Saturday, July 28, 2012

Angola opposition targets inequality in election bid

LISBON (Reuters) - Angola's main opposition party, UNITA, accused President Jose Eduardo dos Santos on Friday of giving a small elite access to vast resources while leaving most Angolans in misery, and pledged to fight poverty if it wins an election next month.

UNITA unveiled its electoral platform ahead of the August 31 national election to select lawmakers and a president. It will be only the second such vote in Angola, Africa's No. 2 oil producer after Nigeria, since the end of a 27-year civil war a decade ago.

Dos Santos, who has been in power for 32 years, is bidding to secure another term for his MPLA party, which won the war against former rebel group UNITA and has dominated the country's politics since. The president heads his party's candidate list and most analysts expect MPLA to retain power.

"A group of political leaders with links to the ruling party has taken ownership of resources that belong to all Angolans. Meanwhile, most Angolans are left at the mercy of hunger and misery," UNITA leader Isaias Samakuva wrote in the introduction to his election manifesto.

UNITA, whose campaign slogan is "United for Change", would make fighting poverty its main focus of government if it were to win the election and pledged to introduce a minimum wage of around $500 per month as part of the effort, Samakuva said.

Opposition parties and global rights groups have long accused Dos Santos' government of mismanaging oil revenues and doing too little to fight widespread poverty and graft.

Dos Santos has faced growing opposition by anti-government youth activists staging street protests and by civil war veterans claiming unpaid subsidies.

Still, most observers say the MPLA is likely to win the poll thanks to its superior funding resources and control of state media.

Government officials reject accusations of greed and graft as ill-intentioned. In a manifesto presented last week, the MPLA said strong economic growth had allowed it to cut poverty levels to around 39 percent of the population in 2009 from 68 percent in 2002.

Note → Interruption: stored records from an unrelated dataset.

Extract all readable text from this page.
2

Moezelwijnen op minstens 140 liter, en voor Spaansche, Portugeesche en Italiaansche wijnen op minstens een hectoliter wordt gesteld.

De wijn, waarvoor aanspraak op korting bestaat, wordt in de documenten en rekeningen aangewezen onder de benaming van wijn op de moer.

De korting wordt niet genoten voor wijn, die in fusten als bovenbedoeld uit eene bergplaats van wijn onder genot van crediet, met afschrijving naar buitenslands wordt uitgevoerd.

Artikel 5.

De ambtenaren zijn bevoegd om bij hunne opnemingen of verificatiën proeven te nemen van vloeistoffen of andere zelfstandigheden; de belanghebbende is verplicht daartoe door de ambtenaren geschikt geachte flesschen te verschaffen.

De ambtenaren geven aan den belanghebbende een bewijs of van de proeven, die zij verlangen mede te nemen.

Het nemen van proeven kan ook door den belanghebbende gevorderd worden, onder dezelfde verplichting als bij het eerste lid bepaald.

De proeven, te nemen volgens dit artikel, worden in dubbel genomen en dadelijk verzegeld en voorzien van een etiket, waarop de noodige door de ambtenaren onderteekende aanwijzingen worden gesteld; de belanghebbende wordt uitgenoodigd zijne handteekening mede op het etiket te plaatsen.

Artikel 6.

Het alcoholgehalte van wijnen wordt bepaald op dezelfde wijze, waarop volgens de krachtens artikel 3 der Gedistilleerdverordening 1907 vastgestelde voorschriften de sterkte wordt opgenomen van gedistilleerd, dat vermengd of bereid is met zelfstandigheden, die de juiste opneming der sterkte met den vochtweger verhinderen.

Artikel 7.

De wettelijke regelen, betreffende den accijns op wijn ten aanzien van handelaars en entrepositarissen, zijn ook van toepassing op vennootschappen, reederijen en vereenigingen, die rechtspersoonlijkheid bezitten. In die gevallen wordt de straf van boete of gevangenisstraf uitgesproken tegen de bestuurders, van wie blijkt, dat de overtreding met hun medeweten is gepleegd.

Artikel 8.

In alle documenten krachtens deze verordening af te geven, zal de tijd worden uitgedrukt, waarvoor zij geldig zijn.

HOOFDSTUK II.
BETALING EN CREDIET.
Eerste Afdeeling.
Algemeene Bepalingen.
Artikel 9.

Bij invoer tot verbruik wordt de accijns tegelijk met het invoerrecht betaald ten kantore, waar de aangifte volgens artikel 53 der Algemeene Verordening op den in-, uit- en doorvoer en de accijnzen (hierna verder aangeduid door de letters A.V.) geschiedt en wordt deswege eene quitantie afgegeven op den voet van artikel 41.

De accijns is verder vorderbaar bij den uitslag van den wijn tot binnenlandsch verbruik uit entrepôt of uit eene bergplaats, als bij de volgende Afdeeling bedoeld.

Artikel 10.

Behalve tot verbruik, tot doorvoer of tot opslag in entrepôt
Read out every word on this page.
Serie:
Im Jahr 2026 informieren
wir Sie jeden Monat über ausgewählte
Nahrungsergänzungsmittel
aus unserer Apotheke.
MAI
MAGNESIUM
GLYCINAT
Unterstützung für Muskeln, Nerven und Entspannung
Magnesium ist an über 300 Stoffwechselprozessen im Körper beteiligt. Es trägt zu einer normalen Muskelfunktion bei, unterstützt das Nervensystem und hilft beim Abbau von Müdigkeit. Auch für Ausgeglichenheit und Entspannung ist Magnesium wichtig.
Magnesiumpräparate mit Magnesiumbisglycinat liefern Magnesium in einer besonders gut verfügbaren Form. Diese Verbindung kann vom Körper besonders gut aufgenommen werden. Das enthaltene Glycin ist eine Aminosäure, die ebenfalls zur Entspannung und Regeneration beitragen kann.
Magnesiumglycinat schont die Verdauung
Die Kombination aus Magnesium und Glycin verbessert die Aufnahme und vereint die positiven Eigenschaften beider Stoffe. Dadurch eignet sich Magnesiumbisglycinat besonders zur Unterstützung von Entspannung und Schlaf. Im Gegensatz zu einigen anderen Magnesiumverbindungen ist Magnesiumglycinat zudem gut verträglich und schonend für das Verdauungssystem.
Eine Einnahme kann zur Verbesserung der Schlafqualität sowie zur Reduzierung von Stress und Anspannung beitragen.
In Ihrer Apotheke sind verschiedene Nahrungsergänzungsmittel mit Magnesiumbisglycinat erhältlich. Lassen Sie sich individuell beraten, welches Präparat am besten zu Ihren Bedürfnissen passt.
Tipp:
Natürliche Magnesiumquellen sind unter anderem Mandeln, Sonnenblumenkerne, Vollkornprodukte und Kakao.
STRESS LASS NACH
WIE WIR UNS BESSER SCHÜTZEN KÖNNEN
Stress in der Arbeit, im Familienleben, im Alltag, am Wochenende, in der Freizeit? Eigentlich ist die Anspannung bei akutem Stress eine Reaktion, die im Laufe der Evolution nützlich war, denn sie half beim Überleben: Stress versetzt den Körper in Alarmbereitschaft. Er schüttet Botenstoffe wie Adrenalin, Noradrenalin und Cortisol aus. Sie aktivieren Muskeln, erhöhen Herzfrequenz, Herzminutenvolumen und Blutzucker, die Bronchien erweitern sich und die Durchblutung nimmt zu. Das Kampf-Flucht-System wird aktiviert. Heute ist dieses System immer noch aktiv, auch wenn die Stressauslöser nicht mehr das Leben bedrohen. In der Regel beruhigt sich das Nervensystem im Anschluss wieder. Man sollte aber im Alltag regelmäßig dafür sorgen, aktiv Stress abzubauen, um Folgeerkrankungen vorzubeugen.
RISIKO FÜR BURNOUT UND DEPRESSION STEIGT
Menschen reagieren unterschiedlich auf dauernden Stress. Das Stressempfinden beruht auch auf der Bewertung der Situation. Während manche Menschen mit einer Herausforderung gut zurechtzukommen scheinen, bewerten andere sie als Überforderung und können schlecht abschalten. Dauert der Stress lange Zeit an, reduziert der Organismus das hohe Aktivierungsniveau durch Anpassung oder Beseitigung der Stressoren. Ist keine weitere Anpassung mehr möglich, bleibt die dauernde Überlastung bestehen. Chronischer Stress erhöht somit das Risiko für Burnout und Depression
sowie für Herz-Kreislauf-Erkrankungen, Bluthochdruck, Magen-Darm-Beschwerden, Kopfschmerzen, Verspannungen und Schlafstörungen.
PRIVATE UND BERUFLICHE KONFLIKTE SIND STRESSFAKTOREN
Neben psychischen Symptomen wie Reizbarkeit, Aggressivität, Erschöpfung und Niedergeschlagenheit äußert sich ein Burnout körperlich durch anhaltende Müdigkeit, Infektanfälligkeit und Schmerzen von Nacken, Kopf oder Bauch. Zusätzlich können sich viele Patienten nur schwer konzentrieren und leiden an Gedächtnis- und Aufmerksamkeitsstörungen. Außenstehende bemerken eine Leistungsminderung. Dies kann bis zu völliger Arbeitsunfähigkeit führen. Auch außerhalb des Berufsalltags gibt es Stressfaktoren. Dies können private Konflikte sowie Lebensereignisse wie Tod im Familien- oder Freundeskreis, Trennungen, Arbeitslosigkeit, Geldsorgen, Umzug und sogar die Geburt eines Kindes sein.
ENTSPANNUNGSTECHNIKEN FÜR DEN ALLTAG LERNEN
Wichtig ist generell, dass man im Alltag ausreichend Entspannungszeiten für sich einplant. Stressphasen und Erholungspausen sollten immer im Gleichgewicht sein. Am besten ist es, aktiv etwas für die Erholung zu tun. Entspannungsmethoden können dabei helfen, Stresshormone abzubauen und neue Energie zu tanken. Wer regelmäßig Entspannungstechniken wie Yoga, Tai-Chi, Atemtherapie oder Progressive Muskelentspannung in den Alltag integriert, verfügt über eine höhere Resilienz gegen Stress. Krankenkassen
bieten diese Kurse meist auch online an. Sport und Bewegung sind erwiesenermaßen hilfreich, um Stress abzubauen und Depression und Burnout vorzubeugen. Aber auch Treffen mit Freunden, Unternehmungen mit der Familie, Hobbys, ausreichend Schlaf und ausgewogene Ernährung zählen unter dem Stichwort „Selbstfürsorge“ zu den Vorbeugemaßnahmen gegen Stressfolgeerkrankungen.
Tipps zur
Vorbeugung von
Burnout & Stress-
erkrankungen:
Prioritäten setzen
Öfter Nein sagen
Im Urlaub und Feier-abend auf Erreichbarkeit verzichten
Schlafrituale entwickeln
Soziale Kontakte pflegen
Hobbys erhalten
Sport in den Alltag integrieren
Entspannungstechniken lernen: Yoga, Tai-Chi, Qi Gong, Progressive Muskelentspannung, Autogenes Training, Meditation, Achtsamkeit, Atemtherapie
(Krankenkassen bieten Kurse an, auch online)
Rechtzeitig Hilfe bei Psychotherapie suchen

But the ruling party also said there was still much to be done to combat poverty and promised to introduce a minimum income and subsidies for the elderly.

UNITA'S Samakuva accused the government of creating mass unemployment among the young and of "throwing youths into the abyss of despair and leaving them without a future".

He also criticized the Dos Santos administration for using violence to clamp down on the budding youth movement, which has staged several demonstrations in the last 18 months.

Angola's long civil war began after the country gained independence from Portugal in 1975 and its liberation factions turned on each other. The country became a Cold War battleground that pitted the Russian- and Cuban-backed MPLA against UNITA, supported by apartheid South Africa and the United States.

After emerging victorious, the MPLA then crushed its UNITA rivals in a 2008 election by obtaining 82 percent of the vote.